According to a survey by TD Ameritrade, one out of four investors has exchange-traded funds in their portfolios (USA Today, January 11, 2007). Consider a sample of 40 investors.

Compute the probability of exactly 7 investors having exchange-traded funds in their portfolio.

Compute the probability that at least 5 of the investors have exchange-traded funds in their portfolio.

Compute the probability that at most 4 of the investors have exchange-traded funds in their portfolio.

Find the mean and standard deviation.

If you found that exactly 10 of the investors have exchange-traded funds in the

portfolio would you doubt the accuracy of the survey and why?

Answer 1

n = 40

p = 1/4 = 0.25

It is a binomial distribution.

P(X = x) = nCx * p^x * (1 - p)^{n - x}

a) P(X = 7) = 40C7 * (0.25)^7 * (0.75)^33 = 0.0857

b) P(X > 5) = 1 - P(X < 5)

                  = 1 - (P(X = 0) + P(X = 1) + P(X = 2) + P(X = 3) + P(X = 4))

                  = 1 - ( 40C0 * (0.25)^0 * (0.75)^40 + 40C1 * (0.25)^1 * (0.75)^39 + 40C2 * (0.25)^2 * (0.75)^38 + 40C3 * (0.25)^3 * (0.75)^37 + 40C4 * (0.25)^4 * (0.75)^36)

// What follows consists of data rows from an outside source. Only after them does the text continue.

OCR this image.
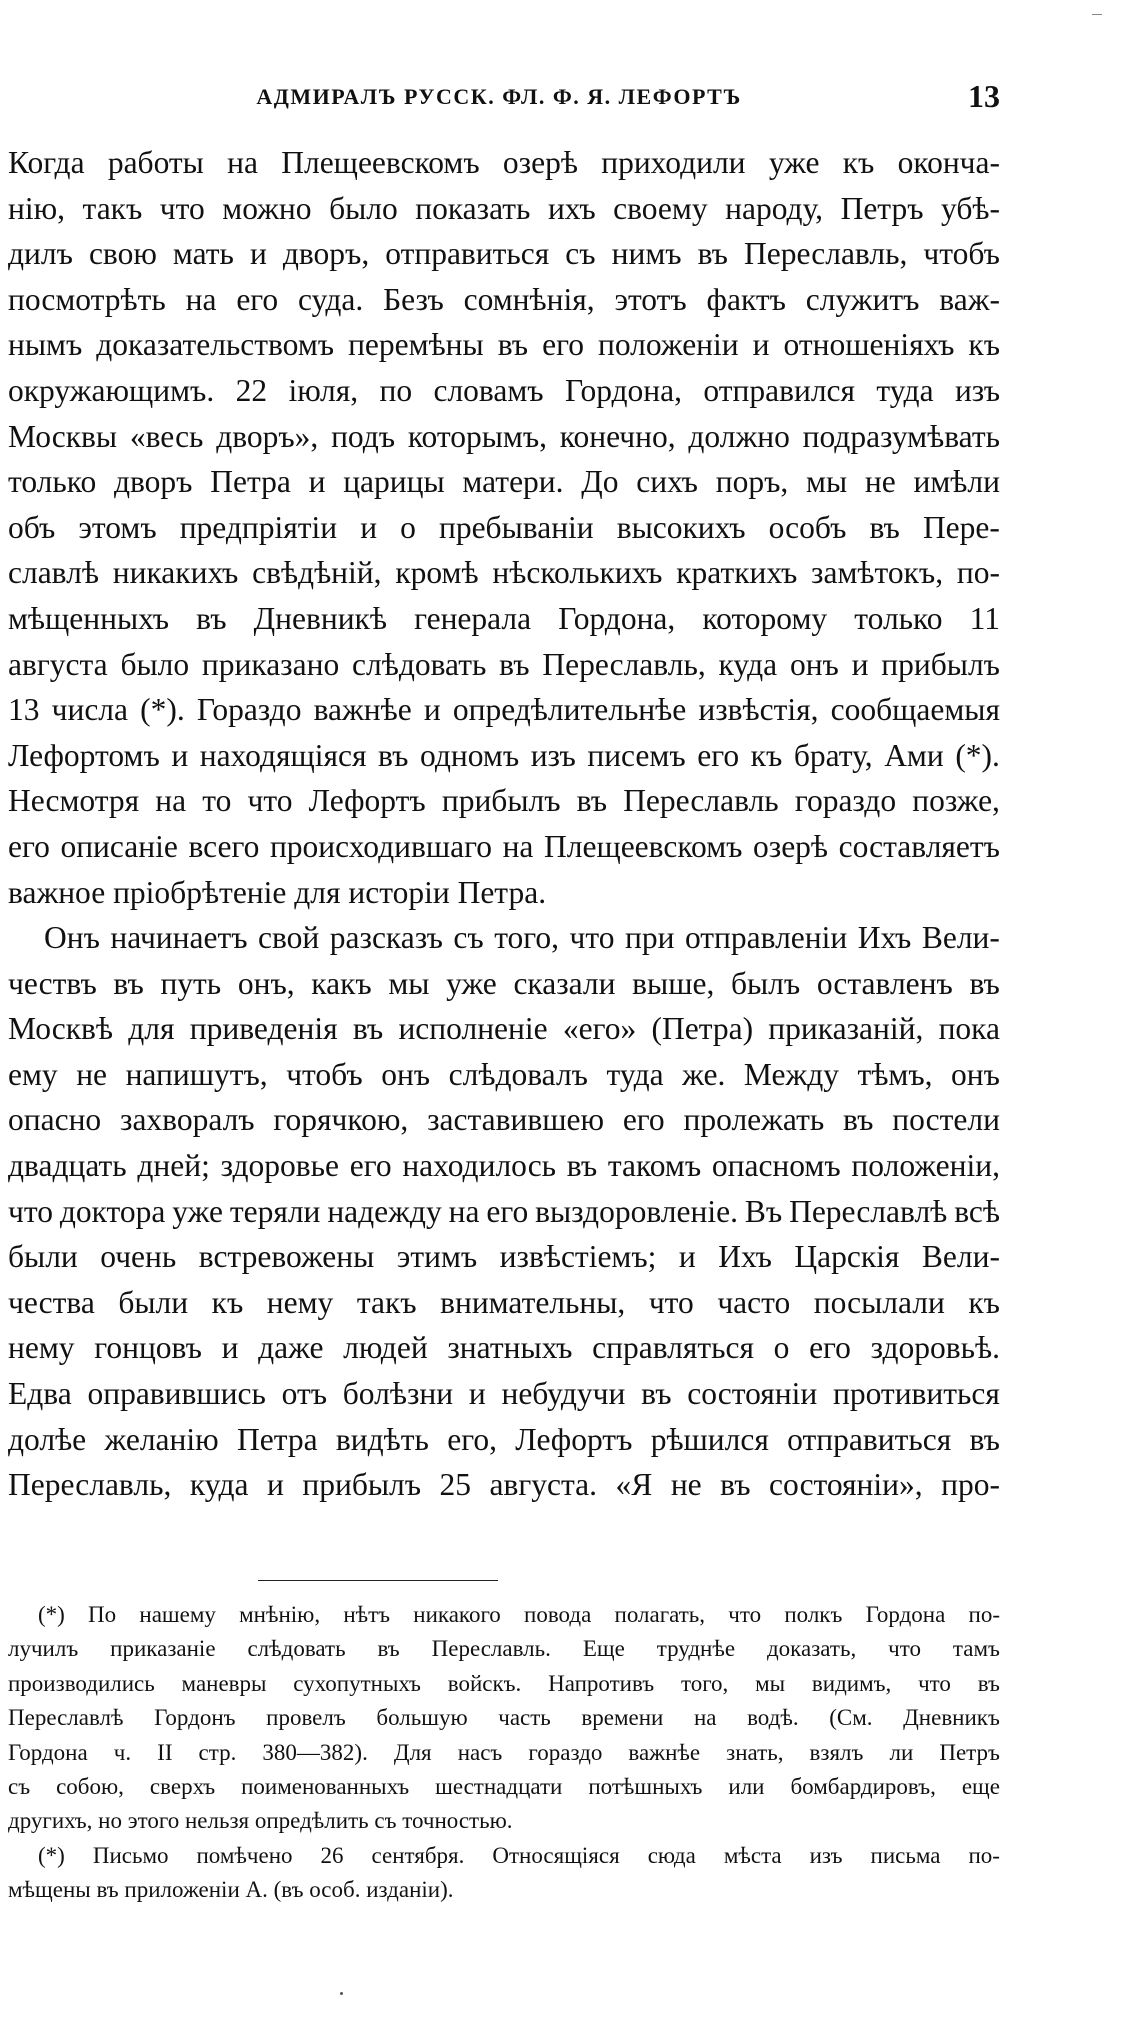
АДМИРАЛЪ РУССК. ФЛ. Ф. Я. ЛЕФОРТЪ	13
Когда работы на Плещеевскомъ озерѣ приходили уже къ оконча-
нію, такъ что можно было показать ихъ своему народу, Петръ убѣ-
дилъ свою мать и дворъ, отправиться съ нимъ въ Переславль, чтобъ
посмотрѣть на его суда. Безъ сомнѣнія, этотъ фактъ служитъ важ-
нымъ доказательствомъ перемѣны въ его положеніи и отношеніяхъ къ
окружающимъ. 22 іюля, по словамъ Гордона, отправился туда изъ
Москвы «весь дворъ», подъ которымъ, конечно, должно подразумѣвать
только дворъ Петра и царицы матери. До сихъ поръ, мы не имѣли
объ этомъ предпріятіи и о пребываніи высокихъ особъ въ Пере-
славлѣ никакихъ свѣдѣній, кромѣ нѣсколькихъ краткихъ замѣтокъ, по-
мѣщенныхъ въ Дневникѣ генерала Гордона, которому только 11
августа было приказано слѣдовать въ Переславль, куда онъ и прибылъ
13 числа (*). Гораздо важнѣе и опредѣлительнѣе извѣстія, сообщаемыя
Лефортомъ и находящіяся въ одномъ изъ писемъ его къ брату, Ами (*).
Несмотря на то что Лефортъ прибылъ въ Переславль гораздо позже,
его описаніе всего происходившаго на Плещеевскомъ озерѣ составляетъ
важное пріобрѣтеніе для исторіи Петра.
Онъ начинаетъ свой разсказъ съ того, что при отправленіи Ихъ Вели-
чествъ въ путь онъ, какъ мы уже сказали выше, былъ оставленъ въ
Москвѣ для приведенія въ исполненіе «его» (Петра) приказаній, пока
ему не напишутъ, чтобъ онъ слѣдовалъ туда же. Между тѣмъ, онъ
опасно захворалъ горячкою, заставившею его пролежать въ постели
двадцать дней; здоровье его находилось въ такомъ опасномъ положеніи,
что доктора уже теряли надежду на его выздоровленіе. Въ Переславлѣ всѣ
были очень встревожены этимъ извѣстіемъ; и Ихъ Царскія Вели-
чества были къ нему такъ внимательны, что часто посылали къ
нему гонцовъ и даже людей знатныхъ справляться о его здоровьѣ.
Едва оправившись отъ болѣзни и небудучи въ состояніи противиться
долѣе желанію Петра видѣть его, Лефортъ рѣшился отправиться въ
Переславль, куда и прибылъ 25 августа. «Я не въ состояніи», про-
(*) По нашему мнѣнію, нѣтъ никакого повода полагать, что полкъ Гордона по-
лучилъ приказаніе слѣдовать въ Переславль. Еще труднѣе доказать, что тамъ
производились маневры сухопутныхъ войскъ. Напротивъ того, мы видимъ, что въ
Переславлѣ Гордонъ провелъ большую часть времени на водѣ. (См. Дневникъ
Гордона ч. II стр. 380—382). Для насъ гораздо важнѣе знать, взялъ ли Петръ
съ собою, сверхъ поименованныхъ шестнадцати потѣшныхъ или бомбардировъ, еще
другихъ, но этого нельзя опредѣлить съ точностью.
(*) Письмо помѣчено 26 сентября. Относящіяся сюда мѣста изъ письма по-
мѣщены въ приложеніи А. (въ особ. изданіи).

                 = 1 - 0.0160

                 = 0.9840

c) P(X < 4) = P(X = 0) + P(X = 1) + P(X = 2) + P(X = 3) + P(X = 4)

                   = 40C0 * (0.25)^0 * (0.75)^40 + 40C1 * (0.25)^1 * (0.75)^39 + 40C2 * (0.25)^2 * (0.75)^38 + 40C3 * (0.25)^3 * (0.75)^37 + 40C4 * (0.25)^4 * (0.75)^36

                = 0.0160

d) mean = n * p = 40 * 0.25 = 10

Standard deviation = sqrt(np(1 - p))

                               = sqrt(40 * 0.25 * 0.75)

                               = 2.7386

e) P(X = 10) = 40C10 * (0.25)^10 * (0.75)^30 = 0.1444

Since the probability is greater than 0.05, so it is not unusual value. So we will not doubt the accuracy of the survey.